All of these marketing tools satisfy the biggest requirement that I’m looking for when employing new tactics, which is affordability. Whether free, bundled into your ticketing platform, or for less than $30 per show… these tools all get the job done for not a lot down.
Name a show or campaign that you were involved in where you felt you had the most impact and why?
The things I’m most proud of are the weird ideas that we’ve come up with at Grog to fill days that no one else wanted. I think many of our best campaigns happen because we are allowed to do the crazy or creative ideas that often get lost or not approved when you’re working with a nationwide tour with its own brand and identity.
We’ve convinced 250 people to show up to help us judge “The Great Grog Bake Off” in the middle of February, partnered with local non-profits and community organizations to engage their members to get tested for HIV or take a harm-reduction class to earn free tickets to a concert, and also built up an awesome B-Movie night called Midnight Rental with a vampy hostess named Lenora where we sell “boy dinners” aka pizza rolls, popcorn, and candy to enjoy during the film.
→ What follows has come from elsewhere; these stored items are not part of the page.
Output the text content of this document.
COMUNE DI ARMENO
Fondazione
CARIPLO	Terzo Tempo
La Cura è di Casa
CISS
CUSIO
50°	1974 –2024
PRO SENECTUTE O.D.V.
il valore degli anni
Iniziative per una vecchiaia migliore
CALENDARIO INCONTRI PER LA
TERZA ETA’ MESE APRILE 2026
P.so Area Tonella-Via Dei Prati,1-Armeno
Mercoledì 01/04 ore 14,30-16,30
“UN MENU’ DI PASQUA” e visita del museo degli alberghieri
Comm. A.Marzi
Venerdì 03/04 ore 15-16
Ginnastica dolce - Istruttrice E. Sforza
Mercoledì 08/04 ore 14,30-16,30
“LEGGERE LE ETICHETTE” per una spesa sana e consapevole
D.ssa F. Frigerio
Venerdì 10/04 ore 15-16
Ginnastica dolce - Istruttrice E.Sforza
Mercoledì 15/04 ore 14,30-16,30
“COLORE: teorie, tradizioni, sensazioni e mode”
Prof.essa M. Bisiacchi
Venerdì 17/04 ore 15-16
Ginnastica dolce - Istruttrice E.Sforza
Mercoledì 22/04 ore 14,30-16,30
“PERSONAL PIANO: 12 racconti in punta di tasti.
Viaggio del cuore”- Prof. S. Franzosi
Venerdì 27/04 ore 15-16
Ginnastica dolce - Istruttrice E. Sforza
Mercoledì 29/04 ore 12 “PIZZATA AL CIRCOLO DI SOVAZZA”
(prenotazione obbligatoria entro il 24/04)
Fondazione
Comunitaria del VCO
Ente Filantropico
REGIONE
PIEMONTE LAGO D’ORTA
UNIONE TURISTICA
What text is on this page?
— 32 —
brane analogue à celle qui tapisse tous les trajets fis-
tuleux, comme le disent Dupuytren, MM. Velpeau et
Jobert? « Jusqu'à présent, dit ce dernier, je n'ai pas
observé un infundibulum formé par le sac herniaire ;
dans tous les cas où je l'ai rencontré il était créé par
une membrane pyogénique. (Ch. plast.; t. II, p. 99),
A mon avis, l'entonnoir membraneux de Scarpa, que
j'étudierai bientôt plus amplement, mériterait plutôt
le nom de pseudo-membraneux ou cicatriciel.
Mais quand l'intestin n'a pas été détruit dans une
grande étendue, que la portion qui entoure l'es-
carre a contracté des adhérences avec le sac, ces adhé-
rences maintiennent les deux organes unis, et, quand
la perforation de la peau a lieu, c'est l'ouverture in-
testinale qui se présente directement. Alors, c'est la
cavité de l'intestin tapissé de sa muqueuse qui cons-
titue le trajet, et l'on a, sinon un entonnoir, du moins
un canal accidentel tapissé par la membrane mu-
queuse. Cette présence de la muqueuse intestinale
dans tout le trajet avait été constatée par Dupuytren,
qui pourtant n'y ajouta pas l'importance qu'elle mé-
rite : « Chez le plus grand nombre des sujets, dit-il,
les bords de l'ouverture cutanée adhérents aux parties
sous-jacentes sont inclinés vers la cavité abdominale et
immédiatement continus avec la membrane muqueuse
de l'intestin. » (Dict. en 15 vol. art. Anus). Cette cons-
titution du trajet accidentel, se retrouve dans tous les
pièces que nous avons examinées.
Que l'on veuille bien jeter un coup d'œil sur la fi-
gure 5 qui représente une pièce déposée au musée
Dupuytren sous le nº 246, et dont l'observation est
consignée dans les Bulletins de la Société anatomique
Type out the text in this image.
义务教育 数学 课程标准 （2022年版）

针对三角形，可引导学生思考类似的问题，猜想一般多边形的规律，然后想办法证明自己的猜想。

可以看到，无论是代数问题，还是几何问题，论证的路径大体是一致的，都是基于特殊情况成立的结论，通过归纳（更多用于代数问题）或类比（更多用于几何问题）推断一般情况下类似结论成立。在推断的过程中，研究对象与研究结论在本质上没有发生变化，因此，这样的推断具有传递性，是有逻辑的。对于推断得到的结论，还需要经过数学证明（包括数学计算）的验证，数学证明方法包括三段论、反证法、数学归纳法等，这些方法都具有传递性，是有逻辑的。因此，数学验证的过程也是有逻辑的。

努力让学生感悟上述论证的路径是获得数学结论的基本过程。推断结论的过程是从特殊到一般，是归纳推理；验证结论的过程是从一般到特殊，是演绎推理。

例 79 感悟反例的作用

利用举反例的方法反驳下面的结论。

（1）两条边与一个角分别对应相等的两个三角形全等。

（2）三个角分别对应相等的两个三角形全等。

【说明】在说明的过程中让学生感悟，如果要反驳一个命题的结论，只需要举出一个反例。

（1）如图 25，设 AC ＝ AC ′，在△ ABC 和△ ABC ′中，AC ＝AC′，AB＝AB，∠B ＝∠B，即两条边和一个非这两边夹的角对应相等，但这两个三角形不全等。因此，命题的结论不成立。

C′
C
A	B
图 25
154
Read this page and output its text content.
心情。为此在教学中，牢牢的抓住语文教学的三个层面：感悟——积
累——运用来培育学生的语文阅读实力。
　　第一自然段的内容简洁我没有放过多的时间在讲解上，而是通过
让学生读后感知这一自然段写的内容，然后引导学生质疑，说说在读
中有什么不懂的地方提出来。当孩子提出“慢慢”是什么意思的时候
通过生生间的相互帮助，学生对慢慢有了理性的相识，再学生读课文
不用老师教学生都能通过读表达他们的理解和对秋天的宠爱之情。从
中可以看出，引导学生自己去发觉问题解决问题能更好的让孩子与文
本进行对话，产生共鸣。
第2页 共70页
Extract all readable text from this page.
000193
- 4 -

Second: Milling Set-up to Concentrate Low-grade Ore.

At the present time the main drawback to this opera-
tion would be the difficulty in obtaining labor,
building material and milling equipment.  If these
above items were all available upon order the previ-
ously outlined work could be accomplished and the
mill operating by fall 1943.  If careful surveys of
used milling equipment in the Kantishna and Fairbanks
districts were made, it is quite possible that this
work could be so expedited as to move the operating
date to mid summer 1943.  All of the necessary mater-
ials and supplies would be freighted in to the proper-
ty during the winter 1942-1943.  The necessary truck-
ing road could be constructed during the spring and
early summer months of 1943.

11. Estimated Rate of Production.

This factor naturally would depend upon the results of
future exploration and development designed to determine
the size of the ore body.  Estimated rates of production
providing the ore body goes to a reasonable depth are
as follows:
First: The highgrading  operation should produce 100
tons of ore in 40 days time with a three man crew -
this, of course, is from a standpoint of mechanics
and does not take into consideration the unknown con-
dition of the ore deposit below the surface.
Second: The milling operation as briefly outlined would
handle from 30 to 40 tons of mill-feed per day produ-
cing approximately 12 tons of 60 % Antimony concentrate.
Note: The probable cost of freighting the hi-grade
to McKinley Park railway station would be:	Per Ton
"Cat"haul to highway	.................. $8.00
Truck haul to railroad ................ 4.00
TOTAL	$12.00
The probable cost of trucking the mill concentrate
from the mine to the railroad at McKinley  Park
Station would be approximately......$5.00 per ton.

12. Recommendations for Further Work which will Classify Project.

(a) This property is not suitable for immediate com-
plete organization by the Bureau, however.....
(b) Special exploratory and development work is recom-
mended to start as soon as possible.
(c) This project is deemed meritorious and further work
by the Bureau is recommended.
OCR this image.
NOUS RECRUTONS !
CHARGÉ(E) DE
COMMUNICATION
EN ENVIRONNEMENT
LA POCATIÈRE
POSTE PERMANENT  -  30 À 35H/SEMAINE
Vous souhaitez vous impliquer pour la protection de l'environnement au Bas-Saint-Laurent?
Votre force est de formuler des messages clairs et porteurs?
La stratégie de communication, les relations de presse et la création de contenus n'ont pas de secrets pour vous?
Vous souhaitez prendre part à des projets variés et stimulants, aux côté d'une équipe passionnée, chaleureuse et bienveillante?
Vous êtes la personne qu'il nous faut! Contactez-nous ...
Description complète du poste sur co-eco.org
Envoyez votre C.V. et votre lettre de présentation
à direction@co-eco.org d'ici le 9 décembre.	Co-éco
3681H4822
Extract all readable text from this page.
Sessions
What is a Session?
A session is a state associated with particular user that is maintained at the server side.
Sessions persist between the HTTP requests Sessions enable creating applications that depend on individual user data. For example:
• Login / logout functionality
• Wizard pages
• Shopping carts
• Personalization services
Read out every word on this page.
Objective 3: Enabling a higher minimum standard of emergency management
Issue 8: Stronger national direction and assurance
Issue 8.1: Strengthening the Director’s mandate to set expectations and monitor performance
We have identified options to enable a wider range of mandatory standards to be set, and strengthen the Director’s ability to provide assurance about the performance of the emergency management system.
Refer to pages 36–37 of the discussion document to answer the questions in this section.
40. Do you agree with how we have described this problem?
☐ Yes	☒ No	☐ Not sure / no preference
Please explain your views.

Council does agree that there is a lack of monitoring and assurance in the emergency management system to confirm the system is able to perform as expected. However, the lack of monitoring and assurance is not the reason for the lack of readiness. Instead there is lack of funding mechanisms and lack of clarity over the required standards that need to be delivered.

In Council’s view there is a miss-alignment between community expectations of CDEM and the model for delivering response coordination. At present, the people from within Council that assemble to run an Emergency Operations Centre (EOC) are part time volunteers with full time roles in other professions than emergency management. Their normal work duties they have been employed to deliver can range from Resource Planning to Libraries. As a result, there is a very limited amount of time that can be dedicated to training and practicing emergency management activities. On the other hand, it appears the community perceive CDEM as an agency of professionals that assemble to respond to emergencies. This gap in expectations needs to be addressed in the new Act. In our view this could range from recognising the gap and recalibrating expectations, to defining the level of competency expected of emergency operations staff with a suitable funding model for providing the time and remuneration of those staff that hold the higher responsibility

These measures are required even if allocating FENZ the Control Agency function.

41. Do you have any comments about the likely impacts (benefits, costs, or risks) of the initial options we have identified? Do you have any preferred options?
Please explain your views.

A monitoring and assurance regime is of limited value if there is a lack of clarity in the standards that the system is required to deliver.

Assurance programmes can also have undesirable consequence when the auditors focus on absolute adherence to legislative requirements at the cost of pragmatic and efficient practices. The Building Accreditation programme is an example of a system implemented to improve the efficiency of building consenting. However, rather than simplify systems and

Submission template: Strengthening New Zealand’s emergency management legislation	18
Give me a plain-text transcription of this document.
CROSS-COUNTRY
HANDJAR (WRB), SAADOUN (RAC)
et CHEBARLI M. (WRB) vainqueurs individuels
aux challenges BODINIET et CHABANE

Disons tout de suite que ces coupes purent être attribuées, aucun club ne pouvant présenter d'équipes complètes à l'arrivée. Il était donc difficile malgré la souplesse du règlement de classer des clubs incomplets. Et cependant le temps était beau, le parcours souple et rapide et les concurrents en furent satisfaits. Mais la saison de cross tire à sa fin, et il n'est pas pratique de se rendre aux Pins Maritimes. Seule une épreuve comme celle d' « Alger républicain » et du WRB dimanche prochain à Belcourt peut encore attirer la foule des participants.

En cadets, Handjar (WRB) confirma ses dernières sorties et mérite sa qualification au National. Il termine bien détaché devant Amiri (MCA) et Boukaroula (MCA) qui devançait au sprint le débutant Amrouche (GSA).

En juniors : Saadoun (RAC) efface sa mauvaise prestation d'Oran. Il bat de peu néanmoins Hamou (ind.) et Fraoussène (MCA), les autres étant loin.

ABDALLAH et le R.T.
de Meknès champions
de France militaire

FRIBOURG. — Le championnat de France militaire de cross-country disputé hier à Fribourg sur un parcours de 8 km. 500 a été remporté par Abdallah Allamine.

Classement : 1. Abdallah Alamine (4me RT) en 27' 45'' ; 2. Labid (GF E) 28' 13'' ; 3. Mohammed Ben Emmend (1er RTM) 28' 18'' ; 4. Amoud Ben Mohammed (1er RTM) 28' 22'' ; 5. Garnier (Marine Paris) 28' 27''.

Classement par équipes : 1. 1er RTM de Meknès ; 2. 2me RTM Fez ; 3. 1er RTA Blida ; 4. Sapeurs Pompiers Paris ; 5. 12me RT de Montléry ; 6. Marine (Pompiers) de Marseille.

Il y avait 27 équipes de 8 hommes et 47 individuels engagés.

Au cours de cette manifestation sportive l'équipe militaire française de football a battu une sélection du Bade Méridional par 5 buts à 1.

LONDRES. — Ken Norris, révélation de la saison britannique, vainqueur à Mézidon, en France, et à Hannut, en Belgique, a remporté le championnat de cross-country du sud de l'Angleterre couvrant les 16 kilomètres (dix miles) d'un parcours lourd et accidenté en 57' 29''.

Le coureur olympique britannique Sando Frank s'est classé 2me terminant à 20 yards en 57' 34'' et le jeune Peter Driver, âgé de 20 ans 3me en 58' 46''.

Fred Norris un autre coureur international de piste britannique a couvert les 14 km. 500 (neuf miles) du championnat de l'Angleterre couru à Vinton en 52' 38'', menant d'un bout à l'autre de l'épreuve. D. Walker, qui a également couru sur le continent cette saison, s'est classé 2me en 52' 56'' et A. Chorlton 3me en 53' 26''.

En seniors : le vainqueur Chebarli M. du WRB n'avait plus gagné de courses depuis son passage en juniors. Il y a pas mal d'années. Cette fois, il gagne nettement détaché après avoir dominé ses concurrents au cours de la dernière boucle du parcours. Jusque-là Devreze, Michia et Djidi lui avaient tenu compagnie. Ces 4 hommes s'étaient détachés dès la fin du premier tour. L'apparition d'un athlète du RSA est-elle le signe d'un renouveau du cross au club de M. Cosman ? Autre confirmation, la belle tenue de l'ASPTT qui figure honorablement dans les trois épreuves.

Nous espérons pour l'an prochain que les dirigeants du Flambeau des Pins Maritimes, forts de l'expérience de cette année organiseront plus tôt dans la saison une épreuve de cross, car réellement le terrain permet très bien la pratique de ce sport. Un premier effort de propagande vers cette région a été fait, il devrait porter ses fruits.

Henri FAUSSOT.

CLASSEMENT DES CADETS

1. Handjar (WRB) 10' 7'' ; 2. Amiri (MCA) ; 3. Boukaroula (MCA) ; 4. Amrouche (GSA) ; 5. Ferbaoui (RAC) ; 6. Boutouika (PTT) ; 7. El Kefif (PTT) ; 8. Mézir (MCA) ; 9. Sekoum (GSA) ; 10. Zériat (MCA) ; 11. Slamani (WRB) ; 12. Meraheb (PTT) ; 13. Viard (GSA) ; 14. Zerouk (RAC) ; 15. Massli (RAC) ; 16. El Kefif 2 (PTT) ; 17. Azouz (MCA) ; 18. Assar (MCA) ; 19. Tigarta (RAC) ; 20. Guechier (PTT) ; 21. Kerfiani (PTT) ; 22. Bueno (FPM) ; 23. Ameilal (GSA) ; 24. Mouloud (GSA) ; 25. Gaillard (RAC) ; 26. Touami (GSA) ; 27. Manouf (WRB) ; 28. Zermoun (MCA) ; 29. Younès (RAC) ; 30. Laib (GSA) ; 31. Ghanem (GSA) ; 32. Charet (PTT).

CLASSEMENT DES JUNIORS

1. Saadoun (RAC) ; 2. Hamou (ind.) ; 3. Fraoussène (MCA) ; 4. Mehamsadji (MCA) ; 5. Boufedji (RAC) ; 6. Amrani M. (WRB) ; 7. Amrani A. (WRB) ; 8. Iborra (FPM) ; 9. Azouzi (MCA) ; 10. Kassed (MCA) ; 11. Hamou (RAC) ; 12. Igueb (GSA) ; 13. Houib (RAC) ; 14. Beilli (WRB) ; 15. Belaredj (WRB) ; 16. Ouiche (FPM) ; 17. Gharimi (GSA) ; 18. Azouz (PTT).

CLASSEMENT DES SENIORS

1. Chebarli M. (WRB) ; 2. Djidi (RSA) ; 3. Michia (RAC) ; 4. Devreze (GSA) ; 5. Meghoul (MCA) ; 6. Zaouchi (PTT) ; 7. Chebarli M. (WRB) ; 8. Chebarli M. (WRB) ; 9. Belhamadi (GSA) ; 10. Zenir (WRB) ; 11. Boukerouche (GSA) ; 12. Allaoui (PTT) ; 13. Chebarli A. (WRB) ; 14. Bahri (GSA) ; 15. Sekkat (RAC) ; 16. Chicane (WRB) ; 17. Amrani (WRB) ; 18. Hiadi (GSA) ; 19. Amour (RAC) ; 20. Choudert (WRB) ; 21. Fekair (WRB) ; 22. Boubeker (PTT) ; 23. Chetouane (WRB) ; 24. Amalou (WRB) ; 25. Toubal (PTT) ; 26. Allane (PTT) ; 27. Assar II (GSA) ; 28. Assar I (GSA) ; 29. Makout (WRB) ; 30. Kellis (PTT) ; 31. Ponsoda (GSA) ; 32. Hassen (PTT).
Working with local bands to build their audience through promotional platforms that they might not have utilized before is also something that I love to do.
What do you wish more artists and teams would do differently that would make your job easier and help sell more tickets?
I always submit a marketing plan to artists’ management when requested, and I wish that touring agencies did the same for us so that we’re working together instead of guessing. I think this type of transparency could benefit everyone involved so that we’re not doubling down on the same types of campaigns and getting only half of the results than if we covered show-specific marketing and they utilized other platforms such as Spotify, TikTok, or YouTube to hit the areas that we’re not able to cover budget-wise.